In this first implementation and application of DCI it was shown to provide additional information beyond DTI in the axial direction so that injured WM could be quantitatively distinguished from GM. The ability of DCI to reveal distinct populations of axons at the site of injury, and in addition, to localize cellular alterations in the GM, suggests potential specificity for beading and demonstrates the ability of this approach to probe changes that may not be accessible with other techniques.

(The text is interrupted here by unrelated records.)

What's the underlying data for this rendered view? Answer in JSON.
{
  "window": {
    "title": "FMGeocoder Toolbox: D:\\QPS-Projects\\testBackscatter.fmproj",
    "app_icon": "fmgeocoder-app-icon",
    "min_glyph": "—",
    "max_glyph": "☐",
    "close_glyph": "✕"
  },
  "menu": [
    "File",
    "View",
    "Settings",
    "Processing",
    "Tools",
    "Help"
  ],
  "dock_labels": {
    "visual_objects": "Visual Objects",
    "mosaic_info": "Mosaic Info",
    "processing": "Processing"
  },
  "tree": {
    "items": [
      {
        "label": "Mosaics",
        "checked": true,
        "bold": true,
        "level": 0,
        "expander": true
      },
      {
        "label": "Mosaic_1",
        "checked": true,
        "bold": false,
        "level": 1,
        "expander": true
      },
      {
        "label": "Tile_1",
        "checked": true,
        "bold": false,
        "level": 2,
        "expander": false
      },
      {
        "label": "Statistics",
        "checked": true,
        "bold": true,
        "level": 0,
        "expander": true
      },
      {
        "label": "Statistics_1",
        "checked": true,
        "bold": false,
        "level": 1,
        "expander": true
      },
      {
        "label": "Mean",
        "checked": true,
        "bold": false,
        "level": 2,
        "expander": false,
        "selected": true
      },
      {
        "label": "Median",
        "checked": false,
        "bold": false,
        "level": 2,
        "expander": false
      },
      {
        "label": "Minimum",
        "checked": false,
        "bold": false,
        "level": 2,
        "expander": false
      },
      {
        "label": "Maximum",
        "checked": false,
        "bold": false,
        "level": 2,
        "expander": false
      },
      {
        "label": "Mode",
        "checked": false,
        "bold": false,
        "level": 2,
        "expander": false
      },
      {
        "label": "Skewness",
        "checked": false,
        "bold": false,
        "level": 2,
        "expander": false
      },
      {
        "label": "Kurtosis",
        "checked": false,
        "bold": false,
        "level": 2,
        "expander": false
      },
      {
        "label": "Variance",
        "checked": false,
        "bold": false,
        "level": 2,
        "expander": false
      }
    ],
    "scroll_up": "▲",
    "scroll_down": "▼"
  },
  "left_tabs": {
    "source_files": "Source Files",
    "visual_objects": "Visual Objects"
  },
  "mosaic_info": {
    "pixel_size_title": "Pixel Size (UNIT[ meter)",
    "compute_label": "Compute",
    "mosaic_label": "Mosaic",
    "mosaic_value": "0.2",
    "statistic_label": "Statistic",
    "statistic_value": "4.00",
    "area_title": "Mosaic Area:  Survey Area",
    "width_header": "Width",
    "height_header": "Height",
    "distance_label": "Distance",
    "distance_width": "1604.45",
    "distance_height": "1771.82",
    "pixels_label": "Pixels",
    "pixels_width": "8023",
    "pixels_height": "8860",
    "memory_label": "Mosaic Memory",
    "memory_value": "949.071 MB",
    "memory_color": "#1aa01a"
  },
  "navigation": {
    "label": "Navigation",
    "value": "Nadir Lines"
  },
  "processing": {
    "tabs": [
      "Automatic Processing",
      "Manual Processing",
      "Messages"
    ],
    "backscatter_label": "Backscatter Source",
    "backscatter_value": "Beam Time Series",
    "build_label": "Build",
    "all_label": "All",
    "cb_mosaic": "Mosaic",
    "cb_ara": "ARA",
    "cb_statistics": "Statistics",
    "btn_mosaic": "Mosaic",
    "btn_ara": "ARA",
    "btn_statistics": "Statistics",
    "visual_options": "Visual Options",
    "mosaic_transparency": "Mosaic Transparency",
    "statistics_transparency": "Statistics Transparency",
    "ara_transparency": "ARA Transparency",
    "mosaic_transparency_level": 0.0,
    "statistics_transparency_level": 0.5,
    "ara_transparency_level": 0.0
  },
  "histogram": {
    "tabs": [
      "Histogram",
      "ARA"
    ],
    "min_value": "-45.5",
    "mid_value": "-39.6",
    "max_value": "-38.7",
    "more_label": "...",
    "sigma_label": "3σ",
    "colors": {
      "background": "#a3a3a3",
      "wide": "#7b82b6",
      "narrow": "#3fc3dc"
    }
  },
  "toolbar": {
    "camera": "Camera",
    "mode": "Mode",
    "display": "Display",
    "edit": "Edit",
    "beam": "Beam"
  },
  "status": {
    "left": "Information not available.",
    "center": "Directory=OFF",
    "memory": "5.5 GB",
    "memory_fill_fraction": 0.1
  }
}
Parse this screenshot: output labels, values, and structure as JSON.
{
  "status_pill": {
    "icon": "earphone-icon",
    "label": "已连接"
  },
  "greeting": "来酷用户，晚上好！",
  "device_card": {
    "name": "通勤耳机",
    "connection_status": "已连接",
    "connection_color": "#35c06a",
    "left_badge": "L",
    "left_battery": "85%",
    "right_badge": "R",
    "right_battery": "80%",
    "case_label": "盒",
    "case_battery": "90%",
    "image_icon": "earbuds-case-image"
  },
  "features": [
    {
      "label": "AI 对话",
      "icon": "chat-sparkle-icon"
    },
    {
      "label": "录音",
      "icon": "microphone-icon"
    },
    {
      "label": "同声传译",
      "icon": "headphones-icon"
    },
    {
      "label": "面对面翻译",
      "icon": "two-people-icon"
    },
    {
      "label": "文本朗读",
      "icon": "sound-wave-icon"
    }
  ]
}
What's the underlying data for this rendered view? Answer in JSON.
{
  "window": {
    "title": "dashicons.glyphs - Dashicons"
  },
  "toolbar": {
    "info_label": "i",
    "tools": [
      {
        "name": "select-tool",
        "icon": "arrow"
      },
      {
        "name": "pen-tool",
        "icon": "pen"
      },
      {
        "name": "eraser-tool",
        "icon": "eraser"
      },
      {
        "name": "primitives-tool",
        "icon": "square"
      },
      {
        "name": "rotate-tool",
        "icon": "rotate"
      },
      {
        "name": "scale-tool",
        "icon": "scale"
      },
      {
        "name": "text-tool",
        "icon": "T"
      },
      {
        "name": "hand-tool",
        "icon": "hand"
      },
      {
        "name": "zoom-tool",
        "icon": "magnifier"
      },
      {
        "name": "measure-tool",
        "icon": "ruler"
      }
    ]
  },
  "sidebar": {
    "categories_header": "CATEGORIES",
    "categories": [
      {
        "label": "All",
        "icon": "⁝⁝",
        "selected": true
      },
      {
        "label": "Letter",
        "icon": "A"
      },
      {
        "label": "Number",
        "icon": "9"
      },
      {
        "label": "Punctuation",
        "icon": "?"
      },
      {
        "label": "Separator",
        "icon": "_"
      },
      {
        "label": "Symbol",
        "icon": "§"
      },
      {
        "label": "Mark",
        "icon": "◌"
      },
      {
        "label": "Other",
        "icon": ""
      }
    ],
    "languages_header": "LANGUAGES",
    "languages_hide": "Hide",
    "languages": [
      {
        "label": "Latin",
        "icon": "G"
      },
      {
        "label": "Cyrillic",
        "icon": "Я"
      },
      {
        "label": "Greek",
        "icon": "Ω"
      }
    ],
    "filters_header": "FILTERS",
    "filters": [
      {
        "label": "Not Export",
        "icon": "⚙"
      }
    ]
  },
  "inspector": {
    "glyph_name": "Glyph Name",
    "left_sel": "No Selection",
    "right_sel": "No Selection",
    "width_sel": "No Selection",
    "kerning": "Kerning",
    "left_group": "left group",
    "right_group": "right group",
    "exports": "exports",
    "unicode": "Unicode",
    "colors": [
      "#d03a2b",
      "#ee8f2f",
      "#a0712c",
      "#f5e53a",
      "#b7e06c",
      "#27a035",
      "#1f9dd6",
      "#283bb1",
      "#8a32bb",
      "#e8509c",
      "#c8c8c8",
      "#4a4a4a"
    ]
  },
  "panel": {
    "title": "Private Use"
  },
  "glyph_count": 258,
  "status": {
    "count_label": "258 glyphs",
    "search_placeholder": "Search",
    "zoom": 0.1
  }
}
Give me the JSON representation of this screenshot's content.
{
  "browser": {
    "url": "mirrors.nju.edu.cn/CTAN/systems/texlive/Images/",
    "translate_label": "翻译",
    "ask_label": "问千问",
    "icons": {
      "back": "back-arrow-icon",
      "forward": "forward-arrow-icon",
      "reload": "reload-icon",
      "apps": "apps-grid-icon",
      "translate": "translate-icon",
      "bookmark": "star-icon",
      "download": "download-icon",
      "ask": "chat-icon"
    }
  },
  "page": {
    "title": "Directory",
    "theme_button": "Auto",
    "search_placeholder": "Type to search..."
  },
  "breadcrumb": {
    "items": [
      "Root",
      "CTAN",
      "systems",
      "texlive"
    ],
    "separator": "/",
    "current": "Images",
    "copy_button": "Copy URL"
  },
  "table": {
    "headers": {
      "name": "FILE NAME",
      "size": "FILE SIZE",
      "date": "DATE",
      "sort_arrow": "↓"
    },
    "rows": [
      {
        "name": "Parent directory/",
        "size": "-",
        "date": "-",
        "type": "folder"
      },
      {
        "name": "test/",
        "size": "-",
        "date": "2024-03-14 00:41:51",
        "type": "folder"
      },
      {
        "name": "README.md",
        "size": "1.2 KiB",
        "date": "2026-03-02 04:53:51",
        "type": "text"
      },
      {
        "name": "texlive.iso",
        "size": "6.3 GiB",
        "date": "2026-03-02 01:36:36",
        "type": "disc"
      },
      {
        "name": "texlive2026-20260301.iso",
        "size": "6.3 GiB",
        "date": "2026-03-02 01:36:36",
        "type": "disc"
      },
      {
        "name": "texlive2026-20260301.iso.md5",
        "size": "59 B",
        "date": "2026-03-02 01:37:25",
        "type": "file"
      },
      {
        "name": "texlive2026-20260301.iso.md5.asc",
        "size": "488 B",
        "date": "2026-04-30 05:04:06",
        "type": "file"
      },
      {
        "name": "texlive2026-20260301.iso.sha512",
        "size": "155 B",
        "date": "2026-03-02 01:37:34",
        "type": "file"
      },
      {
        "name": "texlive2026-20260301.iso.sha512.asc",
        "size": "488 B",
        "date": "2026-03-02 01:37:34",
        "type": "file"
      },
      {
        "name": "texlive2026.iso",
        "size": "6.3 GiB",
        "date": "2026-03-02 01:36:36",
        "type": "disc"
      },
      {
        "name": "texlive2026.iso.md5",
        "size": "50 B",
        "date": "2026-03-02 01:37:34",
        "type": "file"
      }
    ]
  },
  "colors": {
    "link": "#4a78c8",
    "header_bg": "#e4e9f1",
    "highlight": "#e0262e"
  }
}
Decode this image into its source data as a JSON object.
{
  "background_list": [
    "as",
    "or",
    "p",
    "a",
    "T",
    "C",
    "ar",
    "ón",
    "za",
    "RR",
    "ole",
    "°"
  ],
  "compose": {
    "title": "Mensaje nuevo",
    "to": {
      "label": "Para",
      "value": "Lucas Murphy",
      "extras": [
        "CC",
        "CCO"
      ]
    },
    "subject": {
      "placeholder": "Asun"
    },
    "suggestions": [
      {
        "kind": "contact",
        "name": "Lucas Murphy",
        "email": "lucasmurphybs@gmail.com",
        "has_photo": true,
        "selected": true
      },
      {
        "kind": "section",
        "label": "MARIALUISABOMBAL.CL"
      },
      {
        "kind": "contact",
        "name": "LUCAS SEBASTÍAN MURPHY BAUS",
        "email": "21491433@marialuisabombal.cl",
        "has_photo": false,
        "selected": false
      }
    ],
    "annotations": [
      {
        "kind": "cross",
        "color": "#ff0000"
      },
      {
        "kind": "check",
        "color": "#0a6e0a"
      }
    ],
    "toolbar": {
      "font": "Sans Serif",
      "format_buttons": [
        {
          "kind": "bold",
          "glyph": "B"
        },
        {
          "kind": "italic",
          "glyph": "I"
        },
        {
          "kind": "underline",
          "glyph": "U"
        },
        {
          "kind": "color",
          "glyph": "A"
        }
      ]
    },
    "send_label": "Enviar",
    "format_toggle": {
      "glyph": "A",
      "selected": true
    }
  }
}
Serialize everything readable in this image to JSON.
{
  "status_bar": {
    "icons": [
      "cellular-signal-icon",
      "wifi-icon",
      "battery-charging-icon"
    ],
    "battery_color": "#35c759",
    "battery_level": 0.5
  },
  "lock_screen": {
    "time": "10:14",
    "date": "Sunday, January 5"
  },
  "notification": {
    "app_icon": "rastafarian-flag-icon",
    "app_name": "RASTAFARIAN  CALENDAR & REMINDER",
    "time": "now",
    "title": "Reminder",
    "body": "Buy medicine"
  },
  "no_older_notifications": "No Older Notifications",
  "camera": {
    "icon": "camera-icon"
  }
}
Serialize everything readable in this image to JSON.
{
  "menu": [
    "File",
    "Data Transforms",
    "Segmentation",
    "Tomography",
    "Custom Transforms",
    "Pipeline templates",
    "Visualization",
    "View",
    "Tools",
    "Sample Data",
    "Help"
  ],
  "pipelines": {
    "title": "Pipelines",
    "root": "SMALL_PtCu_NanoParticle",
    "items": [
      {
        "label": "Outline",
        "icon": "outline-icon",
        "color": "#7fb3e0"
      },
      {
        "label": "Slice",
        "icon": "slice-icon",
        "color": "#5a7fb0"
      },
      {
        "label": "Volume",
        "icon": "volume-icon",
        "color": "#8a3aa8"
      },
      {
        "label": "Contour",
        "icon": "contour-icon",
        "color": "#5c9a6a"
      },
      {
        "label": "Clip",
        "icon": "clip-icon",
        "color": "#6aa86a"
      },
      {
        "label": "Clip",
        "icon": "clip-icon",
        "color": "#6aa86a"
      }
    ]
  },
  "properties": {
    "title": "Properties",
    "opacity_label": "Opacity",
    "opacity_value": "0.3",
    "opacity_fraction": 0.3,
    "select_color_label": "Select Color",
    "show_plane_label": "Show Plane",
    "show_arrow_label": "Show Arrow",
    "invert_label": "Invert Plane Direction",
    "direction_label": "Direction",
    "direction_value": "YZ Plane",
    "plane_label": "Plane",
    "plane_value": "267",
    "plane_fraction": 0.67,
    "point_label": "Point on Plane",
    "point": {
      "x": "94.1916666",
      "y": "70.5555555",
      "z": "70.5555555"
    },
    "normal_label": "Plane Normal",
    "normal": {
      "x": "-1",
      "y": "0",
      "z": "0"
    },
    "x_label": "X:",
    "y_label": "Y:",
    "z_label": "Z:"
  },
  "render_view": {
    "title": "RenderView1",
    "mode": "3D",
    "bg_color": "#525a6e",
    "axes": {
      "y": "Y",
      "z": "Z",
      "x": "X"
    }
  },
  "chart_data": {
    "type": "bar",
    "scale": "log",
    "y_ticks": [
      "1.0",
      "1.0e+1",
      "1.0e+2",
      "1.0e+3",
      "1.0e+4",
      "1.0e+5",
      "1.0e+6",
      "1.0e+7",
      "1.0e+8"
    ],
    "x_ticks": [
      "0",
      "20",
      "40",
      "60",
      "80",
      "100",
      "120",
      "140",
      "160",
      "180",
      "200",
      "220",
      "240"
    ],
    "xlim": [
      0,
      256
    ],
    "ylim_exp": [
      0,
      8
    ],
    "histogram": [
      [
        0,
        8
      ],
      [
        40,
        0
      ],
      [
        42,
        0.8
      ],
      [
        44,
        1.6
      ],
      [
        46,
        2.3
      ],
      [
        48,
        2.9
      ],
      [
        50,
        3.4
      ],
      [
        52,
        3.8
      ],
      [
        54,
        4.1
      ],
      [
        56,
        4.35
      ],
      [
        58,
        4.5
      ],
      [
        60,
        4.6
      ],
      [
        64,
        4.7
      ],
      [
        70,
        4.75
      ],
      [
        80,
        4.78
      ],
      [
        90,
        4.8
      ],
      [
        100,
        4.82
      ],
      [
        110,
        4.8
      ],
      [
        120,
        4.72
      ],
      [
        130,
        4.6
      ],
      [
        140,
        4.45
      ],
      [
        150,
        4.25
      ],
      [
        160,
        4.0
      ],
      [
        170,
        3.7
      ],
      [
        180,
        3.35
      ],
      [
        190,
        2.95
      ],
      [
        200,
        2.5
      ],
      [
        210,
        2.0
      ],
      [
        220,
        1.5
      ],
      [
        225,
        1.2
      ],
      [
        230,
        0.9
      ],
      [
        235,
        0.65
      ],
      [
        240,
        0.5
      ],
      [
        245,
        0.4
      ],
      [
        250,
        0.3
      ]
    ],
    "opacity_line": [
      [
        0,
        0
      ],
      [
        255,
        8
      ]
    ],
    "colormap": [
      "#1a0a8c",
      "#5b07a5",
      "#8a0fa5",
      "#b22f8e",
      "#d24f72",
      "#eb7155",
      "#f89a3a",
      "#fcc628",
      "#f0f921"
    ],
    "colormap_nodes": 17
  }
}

Conventional T2W MRI was shown to be insensitive to this degree of Wallerian degeneration. Some DTI metrics, most notably the AD, exhibited only a moderate degree of sensitivity to injury, however, the changes were non-specific. DCI generated tissue-specific images revealed the exact region of injury, along with evidence of accompanying cellular changes in GM.

Acknowledgements

This work was supported by funds provided by the Intramural Research Program of the Eunice Kennedy Shriver National Institute of Child Health and Human Development (grant number ZIAHD000266) and the Center for Neuroregenerative Medicine (CNRM) under the auspices of the Henry Jackson Foundation (HJF).